Sele v. Benoit (or Park, whichever) today
As the pride of Poulsbo prepares to take on one of his former teams today, MLB.com’s profile on Aaron Sele has some items of interest.
Multiple times, Sele says that inducing ground balls is the key to success for him. That may be true, but if so, it’s not a good thing. Check out his ground ball/fly ball ratio for the last few years compared to the rest of his career.
This is a flyball-oriented staff, and Sele is still more likely to induce a ground ball than Ryan Franklin or Jamie Moyer. But if Sele is hinging his hopes on returning to Jake Westbrook death-to-earthworms territory, I’m not sure that’s in the cards.

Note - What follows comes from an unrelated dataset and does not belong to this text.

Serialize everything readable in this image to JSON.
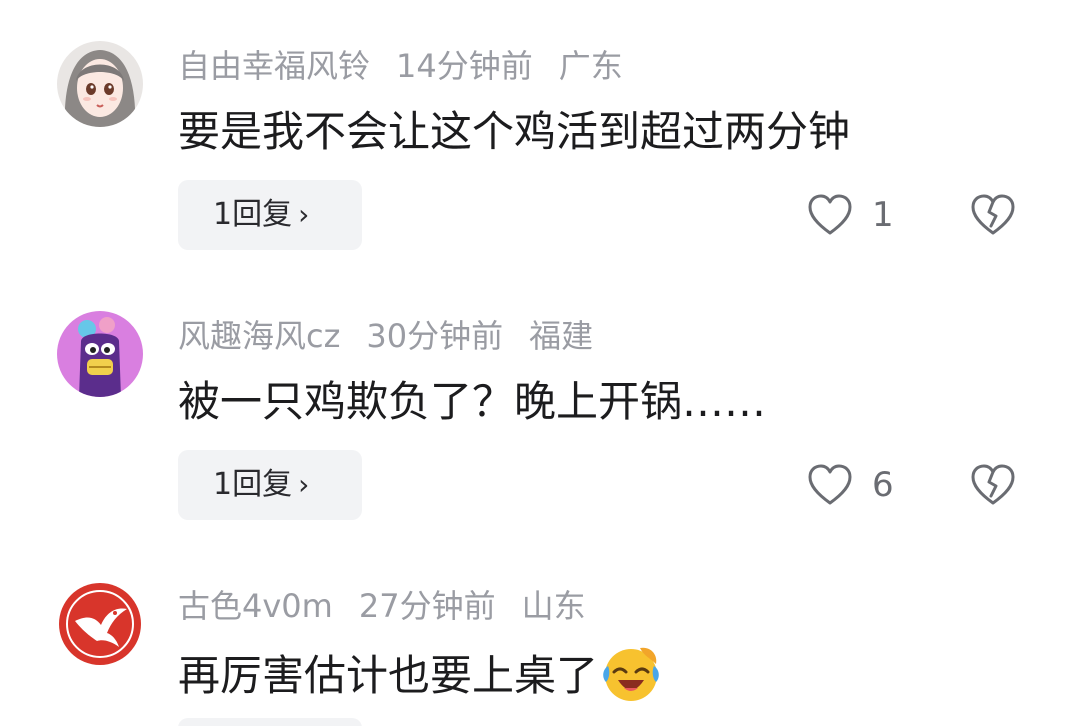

We all need confidence to succeed, though, and the veteran curveballer still has that. Here’s how he summarizes his fortunes last season:
“You can’t pitch more than five innings if the manager won’t let you,” said Sele, who was 9-4 for the AL West champions last season. “Mike (Scioscia) does things his way and it has worked for him. But I threw the ball real well (in 2004) and the team won 16 of my 24 starts.”
So 214 baserunners in 132 innings, an ERA over 5.00 and a one-to-one strikeout-to-walk ratio constitutes throwing the ball well? From where I sit, Scioscia pitching Sele no more than five innings at a time wasn’t a bad decision, it was a favor.
With Joaquin Benoit (Edit: actually Chan Ho Park) going for the Rangers, runs should be scored. Let’s hope they’re mostly Seattle runs.